Endometriosis is most commonly found on the lining of the pelvic cavity, the ovaries, uterus, on the rectum, the colon and the bladder. It can also be found on the small intestine, liver, spleen, lymph nodes, and in rare cases, elsewhere. If the endometriosis involves an ovary, a blood-filled cyst may develop. This is called an endometrioma, or you may hear it referred to as a chocolate cyst. It’s called a chocolate cyst because the old blood form is dark and appears to be similar to chocolate. These can vary in size from a pea to larger than a grapefruit.
Understanding Your Body
Located in the center of the pelvis, the uterus (womb) is a pear shaped structure. Inside the uterus there is a muscular wall that is covered by a tissue lining known as the endometrium. The endometrium is predominantly made up of mucus secreting glands and blood vessels.

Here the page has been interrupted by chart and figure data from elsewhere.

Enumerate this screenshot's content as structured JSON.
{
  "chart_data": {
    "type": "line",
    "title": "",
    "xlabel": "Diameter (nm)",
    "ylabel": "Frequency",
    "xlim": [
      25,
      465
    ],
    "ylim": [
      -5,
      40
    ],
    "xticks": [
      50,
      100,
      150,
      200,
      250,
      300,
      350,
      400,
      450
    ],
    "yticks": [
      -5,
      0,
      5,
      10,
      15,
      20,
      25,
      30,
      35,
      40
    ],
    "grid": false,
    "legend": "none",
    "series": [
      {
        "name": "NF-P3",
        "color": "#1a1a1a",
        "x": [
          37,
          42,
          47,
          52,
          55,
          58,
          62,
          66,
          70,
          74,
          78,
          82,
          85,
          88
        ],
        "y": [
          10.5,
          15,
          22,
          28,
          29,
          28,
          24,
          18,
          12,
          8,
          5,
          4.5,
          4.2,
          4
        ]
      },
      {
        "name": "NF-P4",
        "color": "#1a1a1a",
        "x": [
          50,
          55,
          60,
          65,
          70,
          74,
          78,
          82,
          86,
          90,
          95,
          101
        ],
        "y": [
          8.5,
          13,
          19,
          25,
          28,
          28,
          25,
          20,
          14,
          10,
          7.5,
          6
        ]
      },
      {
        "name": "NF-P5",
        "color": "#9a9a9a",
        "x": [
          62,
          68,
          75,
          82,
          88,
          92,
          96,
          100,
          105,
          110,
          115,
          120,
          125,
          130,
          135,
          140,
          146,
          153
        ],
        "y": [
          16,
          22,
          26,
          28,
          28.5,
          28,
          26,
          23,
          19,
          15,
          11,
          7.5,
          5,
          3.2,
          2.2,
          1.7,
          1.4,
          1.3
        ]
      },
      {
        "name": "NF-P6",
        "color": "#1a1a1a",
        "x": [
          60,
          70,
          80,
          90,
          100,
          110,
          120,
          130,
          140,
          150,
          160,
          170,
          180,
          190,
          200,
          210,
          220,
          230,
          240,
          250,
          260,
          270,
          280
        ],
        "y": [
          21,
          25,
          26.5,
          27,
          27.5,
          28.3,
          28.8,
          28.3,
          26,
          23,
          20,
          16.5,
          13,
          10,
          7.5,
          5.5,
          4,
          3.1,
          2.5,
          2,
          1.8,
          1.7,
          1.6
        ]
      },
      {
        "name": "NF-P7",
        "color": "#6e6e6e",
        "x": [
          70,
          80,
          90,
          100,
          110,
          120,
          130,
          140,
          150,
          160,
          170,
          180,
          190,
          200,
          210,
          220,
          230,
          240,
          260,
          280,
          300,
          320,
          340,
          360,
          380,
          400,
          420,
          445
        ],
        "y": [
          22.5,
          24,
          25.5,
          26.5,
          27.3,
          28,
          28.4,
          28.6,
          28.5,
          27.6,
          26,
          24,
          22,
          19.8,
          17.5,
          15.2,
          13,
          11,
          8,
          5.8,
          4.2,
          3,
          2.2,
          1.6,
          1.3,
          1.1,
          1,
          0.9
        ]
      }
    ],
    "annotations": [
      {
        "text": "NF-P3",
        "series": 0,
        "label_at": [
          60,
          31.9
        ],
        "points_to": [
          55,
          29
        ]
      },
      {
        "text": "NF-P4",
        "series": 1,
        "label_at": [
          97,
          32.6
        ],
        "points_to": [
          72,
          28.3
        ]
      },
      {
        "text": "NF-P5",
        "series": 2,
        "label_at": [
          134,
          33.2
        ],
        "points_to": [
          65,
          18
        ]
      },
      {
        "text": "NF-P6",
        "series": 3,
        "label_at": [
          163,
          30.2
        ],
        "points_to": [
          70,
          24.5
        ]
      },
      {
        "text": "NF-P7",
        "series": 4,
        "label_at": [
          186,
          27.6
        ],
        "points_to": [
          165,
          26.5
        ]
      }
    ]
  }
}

During a woman’s reproductive years, she produces eggs, about once a month while menstruating. The ovaries also produce the hormones estrogen and progesterone. Both of these hormones signal the endometrium to build up in preparation for a fertilized egg to implant. If the egg is fertilized during its journey along the fallopian tube to the uterus, it implants into the thickened endometrium where it can receive nourishment through the blood vessels. If the egg is not fertilized, it passes out of the body, along with part of the endometrium. That is a menstrual period. And that is how the endometrium normally functions.
Who Gets Endometriosis?
Inherited traits and the immune system are important in determining which women actually develop endometriosis. There have been careful genetic studies done that indicate that daughters, sisters or mothers of patients with endometriosis are more likely to have the disease than other women.

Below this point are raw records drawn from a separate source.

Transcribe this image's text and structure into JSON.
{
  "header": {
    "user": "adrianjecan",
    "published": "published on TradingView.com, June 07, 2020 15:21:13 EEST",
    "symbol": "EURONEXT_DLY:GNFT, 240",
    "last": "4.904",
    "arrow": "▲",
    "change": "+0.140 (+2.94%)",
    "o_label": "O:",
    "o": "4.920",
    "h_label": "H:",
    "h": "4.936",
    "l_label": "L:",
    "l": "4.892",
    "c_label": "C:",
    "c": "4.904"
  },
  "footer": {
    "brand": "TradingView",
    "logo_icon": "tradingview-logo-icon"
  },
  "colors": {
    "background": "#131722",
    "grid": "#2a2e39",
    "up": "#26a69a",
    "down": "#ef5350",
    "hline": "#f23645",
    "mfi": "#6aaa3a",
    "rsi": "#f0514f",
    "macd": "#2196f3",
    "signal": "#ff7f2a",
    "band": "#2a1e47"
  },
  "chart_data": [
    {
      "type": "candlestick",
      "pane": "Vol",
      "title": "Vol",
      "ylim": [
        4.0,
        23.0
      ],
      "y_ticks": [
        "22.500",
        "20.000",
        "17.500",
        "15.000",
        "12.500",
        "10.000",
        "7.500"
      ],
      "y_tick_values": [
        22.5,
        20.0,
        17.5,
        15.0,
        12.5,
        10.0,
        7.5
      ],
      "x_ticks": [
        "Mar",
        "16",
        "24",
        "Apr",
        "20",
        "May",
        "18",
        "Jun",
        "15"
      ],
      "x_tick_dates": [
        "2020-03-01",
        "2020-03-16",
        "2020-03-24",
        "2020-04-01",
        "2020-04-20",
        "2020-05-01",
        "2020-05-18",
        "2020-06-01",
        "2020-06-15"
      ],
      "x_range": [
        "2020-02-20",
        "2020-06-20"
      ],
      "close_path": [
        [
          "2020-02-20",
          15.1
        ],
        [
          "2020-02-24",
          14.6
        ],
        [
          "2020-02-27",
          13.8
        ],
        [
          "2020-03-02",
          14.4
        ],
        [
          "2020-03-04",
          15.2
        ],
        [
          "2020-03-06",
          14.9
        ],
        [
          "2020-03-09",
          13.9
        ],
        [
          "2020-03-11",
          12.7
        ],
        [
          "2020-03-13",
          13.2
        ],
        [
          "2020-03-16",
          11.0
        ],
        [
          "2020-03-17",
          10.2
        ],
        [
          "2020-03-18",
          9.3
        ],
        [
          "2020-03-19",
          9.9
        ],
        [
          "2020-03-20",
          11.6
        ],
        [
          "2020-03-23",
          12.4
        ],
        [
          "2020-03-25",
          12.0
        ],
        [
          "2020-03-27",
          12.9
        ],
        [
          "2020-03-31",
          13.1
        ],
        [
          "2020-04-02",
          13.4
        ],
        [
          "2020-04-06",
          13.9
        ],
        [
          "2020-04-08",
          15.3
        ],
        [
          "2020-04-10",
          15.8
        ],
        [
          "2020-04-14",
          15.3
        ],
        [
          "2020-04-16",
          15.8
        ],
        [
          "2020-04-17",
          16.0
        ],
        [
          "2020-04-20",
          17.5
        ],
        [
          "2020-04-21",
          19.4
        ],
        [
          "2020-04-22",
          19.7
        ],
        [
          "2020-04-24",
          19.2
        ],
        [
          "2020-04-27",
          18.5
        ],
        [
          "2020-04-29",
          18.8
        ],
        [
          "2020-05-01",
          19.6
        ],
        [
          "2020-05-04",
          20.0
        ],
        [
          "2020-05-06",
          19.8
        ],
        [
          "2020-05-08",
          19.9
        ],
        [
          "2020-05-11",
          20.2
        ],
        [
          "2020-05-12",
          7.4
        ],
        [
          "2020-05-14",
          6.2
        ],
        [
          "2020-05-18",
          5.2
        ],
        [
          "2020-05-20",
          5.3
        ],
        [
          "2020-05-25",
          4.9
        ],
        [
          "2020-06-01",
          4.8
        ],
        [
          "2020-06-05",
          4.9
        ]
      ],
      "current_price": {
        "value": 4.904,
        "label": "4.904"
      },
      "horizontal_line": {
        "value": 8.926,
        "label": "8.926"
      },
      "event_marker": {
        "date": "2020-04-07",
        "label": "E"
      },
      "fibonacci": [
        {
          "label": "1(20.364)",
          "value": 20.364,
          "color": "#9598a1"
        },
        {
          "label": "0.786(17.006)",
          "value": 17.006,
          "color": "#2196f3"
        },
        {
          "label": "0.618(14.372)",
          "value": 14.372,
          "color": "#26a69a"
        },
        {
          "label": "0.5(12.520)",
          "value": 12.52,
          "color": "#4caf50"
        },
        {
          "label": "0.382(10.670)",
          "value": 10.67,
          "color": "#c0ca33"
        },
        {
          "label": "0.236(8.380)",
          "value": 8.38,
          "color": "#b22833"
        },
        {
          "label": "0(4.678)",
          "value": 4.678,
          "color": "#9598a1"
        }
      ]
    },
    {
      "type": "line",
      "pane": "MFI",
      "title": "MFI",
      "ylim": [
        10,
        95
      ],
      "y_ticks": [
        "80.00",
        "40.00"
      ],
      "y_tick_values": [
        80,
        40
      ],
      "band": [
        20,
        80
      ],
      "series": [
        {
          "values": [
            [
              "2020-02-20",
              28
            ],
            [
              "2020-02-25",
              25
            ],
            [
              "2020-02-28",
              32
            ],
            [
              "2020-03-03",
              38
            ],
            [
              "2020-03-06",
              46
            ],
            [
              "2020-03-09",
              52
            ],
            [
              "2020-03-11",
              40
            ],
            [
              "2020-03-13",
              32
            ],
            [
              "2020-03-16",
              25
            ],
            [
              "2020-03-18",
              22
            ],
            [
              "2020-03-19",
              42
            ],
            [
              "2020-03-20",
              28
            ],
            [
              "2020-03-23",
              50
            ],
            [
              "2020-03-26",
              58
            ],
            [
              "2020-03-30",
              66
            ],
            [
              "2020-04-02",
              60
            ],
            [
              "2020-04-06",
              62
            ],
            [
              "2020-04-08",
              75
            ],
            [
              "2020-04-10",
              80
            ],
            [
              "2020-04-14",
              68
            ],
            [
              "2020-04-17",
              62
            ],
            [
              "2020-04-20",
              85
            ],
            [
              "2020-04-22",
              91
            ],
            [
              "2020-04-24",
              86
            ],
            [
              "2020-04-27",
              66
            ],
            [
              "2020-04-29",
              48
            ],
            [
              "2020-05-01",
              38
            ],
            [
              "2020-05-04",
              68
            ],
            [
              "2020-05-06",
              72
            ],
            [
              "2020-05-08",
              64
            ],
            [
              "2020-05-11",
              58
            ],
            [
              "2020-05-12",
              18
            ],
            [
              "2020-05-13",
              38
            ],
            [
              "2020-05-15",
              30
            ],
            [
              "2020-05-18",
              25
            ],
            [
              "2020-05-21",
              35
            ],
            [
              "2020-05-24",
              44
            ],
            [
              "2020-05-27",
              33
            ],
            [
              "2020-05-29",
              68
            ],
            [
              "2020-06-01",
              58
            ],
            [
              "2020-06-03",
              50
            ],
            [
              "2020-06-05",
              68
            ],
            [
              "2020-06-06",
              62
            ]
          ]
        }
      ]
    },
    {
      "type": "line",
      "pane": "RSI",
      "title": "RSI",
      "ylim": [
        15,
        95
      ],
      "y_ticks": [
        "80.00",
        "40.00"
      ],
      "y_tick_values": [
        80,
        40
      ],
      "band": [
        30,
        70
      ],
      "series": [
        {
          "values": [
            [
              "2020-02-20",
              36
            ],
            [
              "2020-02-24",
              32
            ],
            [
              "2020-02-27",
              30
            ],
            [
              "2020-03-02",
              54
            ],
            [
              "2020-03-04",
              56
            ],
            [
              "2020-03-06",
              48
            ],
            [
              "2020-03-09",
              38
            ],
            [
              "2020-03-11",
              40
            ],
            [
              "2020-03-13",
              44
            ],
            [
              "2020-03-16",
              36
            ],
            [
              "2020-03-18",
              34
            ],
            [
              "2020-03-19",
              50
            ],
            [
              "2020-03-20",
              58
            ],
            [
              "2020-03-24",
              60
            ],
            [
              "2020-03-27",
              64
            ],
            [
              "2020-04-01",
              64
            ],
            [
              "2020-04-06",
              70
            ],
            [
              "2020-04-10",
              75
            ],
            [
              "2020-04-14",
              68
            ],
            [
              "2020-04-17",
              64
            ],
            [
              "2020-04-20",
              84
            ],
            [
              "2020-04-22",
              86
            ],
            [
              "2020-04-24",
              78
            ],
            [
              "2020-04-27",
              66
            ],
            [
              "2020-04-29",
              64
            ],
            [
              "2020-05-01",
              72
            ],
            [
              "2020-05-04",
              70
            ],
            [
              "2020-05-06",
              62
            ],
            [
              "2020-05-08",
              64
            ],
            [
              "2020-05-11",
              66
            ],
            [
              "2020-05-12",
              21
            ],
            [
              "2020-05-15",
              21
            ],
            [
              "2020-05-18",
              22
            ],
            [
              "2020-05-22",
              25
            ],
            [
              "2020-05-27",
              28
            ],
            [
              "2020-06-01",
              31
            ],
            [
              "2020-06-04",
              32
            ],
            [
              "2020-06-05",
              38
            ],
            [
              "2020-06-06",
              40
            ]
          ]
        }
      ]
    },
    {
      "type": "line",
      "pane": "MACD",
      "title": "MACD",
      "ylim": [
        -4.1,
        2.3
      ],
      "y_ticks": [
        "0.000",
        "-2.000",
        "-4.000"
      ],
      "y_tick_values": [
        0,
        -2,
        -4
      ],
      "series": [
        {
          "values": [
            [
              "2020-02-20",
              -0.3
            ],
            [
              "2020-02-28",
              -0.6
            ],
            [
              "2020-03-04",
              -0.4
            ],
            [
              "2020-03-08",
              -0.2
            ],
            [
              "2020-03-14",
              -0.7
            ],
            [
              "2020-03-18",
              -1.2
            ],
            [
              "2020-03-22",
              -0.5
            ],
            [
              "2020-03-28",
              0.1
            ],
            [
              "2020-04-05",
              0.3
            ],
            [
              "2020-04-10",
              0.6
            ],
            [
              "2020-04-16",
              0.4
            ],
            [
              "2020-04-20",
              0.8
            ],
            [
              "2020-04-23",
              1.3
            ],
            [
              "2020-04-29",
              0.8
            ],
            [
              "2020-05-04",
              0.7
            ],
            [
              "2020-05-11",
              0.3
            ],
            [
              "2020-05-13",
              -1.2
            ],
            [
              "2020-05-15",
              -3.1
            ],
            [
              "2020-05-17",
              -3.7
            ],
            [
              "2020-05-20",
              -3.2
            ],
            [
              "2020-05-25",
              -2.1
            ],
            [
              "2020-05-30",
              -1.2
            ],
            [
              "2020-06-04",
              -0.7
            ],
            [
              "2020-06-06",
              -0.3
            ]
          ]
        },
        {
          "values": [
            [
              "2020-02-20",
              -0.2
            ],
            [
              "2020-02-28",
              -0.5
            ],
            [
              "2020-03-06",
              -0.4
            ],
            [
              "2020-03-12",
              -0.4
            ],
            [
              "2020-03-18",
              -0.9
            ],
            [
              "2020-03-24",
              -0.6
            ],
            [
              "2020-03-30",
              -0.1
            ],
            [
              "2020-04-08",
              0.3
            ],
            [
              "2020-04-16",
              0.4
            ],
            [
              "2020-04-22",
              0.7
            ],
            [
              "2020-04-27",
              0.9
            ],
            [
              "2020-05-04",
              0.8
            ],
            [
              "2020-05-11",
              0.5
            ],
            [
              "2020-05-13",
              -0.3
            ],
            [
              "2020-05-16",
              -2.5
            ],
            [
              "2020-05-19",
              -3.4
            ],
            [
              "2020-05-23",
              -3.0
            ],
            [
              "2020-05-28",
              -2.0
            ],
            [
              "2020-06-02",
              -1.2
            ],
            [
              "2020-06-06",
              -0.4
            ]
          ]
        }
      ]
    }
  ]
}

Possible Causes of Endometrium
The cause of endometriosis is not known for certain. Several theories have been developed over the last 80 years. However, no single theory described below provides an adequate explanation for the variation and range of locations of endometriosis.
- Retrograde Menstruation
During normal ovulation (the release of an egg from the ovary), the lining of the uterus thickens to prepare for the implantation of a fertilized egg. If implantation does not occur, the lining tissue peels away from the uterus and is expelled in the menstrual flow. In some cases, pieces of the endometrium stray away from the uterus and find their way up, through the Fallopian tubes and into the pelvic cavity (retrograde menstruation). These stray cells implant, where they may continue to act like the uterine lining. They can respond to hormonal cues to grow, thicken and bleed. The endometrial implants that are in close proximity to each other, may adhere together (known as adhesions) and may produce pain or other symptoms. Women who do not menstruate, and those who have had their Fallopian tubes ligated (tied off), appear to have a lower incidence of endometriosis.
In the very early development stages of the fetus, there are only a few cells present which have the potential to change into a number of different types of cells. It is possible that endometriosis may be caused by cells outside of the uterus that, for some reasons unknown, change their function to act like cells in the endometrium.
- Vascular or Lymphatic Spread
It is possible that the endometrium (lining of the uterus) is transported through the blood stream or lymph system to finally deposit and implant in sites remote from the abdomen and pelvis.
- Immune System Abnormalities
Yet another possible cause now under study is a breakdown of the immune system, which normally destroys leftover or misplaced endometriosis cells.